— Są wypadki od niczego niezależne, które należy kwitować chowaniem ich do kieszeni — rzekł jakby niechętnie.
— Pan to mówi?
— Ja — rzekł wolno: — tego nie mówię. Ale tak panu radzę. A radzę tylko dlatego, że pan zapytał.
— Dlaczego tak mi pan radzi?
— Nie to — rzekł z zamyślenia. — Tak, tak, zaczynam się domyślać. Pan ma rację.
— Mam jednak rację.
— Domyślam się, że uderzył pana ten najwyższy. Pan dobrze zapamiętał. To mógł być tylko on. Choć nie jest to w jego zwyczaju. Zresztą nieważne...
— Jak to! — zerwał się Benedykt. — Więc pan go zna?
— Nie znam. Słyszałem o nim. Mój domysł jest luźny. Jeżeli jednak szedł z Filigranową, jak ją pan nazwał...
— Kto to?!
— Książę.
— Jak to książę? — przestraszył się mimo woli.
— Tak go nazywają.
— Kto on?! — Benedykt dopadł do Hieronima i stanął naprzeciw.

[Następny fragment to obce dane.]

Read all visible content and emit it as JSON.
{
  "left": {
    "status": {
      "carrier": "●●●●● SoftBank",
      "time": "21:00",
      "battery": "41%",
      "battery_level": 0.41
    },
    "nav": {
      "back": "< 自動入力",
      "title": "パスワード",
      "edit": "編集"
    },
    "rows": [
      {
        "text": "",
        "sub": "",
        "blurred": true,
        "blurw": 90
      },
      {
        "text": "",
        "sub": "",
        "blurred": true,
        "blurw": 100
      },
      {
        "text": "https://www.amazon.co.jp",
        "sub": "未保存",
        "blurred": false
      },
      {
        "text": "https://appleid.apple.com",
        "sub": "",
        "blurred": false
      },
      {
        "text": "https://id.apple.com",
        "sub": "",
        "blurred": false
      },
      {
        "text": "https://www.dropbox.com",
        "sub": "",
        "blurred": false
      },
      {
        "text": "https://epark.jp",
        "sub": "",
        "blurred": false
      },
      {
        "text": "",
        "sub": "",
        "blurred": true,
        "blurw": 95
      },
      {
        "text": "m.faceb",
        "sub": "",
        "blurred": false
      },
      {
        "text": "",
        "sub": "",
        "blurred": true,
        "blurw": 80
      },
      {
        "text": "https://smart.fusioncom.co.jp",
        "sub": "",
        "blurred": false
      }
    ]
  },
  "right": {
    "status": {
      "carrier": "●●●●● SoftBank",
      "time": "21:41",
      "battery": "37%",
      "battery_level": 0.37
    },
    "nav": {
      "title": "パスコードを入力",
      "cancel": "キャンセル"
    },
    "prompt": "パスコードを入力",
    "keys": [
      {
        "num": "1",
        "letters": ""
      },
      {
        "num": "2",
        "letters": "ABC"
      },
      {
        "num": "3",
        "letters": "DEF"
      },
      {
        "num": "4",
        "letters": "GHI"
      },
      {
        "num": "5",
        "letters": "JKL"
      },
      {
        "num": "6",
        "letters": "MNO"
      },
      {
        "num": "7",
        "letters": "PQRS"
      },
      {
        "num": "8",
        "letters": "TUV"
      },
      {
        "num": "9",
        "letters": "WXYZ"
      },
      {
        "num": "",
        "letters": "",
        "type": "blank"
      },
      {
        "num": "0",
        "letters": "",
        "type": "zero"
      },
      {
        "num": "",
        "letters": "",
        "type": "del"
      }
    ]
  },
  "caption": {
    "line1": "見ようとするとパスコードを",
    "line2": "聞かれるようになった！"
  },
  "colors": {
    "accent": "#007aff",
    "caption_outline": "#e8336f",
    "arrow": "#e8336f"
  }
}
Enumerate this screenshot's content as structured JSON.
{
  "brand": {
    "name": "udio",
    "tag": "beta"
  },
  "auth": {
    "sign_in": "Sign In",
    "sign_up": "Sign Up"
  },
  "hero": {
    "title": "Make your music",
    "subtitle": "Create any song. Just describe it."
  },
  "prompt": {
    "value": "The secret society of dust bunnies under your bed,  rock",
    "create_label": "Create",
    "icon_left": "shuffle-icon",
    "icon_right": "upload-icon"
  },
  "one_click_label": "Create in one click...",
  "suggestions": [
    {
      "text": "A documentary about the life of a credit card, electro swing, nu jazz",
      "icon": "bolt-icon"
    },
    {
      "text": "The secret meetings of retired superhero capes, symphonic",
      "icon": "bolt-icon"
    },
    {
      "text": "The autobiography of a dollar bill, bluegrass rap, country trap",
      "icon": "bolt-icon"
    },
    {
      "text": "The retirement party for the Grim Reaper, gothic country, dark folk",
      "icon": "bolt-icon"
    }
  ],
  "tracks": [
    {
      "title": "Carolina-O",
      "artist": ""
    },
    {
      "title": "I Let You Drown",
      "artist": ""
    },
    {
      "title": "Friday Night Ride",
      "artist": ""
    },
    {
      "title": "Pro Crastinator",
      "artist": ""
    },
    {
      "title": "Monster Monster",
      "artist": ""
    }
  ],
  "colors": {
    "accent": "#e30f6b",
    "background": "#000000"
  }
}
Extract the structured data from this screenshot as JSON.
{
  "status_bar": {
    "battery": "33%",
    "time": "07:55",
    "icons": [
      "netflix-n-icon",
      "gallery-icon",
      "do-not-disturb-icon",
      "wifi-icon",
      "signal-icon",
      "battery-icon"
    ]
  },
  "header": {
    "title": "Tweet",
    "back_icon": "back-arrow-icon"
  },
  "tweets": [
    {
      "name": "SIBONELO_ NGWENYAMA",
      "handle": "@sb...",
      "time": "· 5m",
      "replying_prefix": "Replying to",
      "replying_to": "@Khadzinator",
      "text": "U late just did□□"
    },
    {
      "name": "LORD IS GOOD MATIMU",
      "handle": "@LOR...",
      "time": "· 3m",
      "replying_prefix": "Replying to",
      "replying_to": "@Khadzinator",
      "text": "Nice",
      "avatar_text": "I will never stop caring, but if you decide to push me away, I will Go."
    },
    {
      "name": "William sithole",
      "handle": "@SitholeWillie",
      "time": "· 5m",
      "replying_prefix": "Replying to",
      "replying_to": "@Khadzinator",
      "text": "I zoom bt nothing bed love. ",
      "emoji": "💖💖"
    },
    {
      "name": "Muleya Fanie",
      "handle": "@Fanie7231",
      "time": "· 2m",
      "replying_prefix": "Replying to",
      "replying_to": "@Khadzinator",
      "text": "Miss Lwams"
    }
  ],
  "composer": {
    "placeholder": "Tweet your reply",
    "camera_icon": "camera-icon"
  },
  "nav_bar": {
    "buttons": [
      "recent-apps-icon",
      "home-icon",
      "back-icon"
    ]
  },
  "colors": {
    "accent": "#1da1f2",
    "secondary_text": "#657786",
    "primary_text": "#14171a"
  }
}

— Pańskiej Filigranowej — mówił Hieronim — na imię jest Eliza. Tak jest naprawdę. To jego narzeczona. Ale tam już... mówią... Co mają robić, mówią. Zawsze są ludzie, o których mówią.
— Więc pan jest siedliskiem wszystkich plotek? — Nie mógł uwierzyć.
— Nie, nie, czasem coś wiem, gdy usłyszę...
— Książę... Książę... proszę mi o nim opowiedzieć... Skąd ta nazwa? Na kpiny?
— Słyszałem trochę... Opowiadano... Nazywa się Małachowski, dość tragiczna rodzina, dotknięta jak gdyby manią prześladowczą... Ojciec, znakomity profesor, już nie żyje. No właśnie... Cóż ja mogę więcej? Tego nie wiem, skąd ma tak dużo pieniędzy.
I dlaczego jest modny. I czy jest modny? Sam o sobie mówi, to zapamiętałem, że taki jak on zdarza się raz na lat czterdzieści. Czy to bałwan i głupiec, nie wiem. Niekoniecznie być musi. Prędzej zarozumialec. Ale czy ja wiem, może on jest skromny? Mówiono na przykład o wdzięku...
Strona:Mieczysław Piotrowski - Złoty robak.djvu/67
Ta strona została przepisana.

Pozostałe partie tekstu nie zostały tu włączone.